What a difference to end this series, and this homestand, with a win. It would have been a real drag to have been swept at home by the Yankees, but now that you can frame the last six games as having split with Houston and New York, that honestly doesn't sound too bad at all, does it? Only the Yankees have a better record than the Blue Jays in all of the American League, and we're off to Cleveland next for four, which should go pretty well, right? Then Yankee Stadium and Tampa Bay for a while after that so let's win like no fewer than three in Cleveland how about.
KS
well fine |
me too, Raimel Tapia; me too |
You can't say we didn't have our chances; you also can't say we didn't hit into like a million double plays. Looking at the box score I see now that it was "only" three, but that really is a lot, fully one third of your innings feeling like something was totally going to happen (oh something happened alright).
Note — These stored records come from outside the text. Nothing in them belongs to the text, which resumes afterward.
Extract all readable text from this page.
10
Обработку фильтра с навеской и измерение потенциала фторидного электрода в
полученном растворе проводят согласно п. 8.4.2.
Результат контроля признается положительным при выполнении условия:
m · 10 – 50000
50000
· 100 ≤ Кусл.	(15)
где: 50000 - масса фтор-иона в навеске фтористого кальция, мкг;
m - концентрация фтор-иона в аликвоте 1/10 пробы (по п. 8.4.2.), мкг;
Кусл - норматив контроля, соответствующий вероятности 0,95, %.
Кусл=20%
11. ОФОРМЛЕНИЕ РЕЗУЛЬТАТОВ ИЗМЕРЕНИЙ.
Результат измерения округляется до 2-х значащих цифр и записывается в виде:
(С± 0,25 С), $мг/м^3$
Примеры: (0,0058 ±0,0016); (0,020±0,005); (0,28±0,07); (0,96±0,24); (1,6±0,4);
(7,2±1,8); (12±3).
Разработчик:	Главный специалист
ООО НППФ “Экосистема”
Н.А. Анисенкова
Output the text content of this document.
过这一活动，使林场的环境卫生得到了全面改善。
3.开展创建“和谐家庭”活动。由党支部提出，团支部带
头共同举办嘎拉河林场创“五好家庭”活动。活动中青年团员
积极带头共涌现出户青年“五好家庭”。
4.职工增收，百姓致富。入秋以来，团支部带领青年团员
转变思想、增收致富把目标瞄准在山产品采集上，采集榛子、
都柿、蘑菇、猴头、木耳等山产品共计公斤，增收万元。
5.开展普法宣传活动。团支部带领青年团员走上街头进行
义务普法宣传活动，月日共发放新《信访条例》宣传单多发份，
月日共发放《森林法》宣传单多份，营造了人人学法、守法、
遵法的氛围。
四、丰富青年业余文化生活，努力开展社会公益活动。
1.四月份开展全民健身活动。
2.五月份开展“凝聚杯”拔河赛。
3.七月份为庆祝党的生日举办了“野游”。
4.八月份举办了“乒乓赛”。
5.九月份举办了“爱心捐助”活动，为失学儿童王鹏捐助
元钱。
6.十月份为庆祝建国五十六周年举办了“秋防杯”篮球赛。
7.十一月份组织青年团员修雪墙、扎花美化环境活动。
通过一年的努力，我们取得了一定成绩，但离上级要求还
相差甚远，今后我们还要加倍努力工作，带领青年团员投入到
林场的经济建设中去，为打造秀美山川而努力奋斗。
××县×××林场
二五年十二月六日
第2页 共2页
Ross Stripling's two runs on six hits through four innings is really not bad at all against this Yankees lineup, though it does sting a little that those two runs came on a Gleyber Torres home run (it's like, but why). By the time Yimi Garcia got touched up for the winning run in the ninth, it did not even come as a blow, really -- it felt like it just wasn't going to happen tonight batswise, and it was just a matter of time. This sounds perhaps like an awfully dire impression to have of a one-run game against the best team in the league, coming in on a nine-game win-streak, but I note that I wasn't actually sad about it, just low-key resigned after that third double play, like "okay, it's gonna be one of these. Manoah tomorrow, though." That's what it was like.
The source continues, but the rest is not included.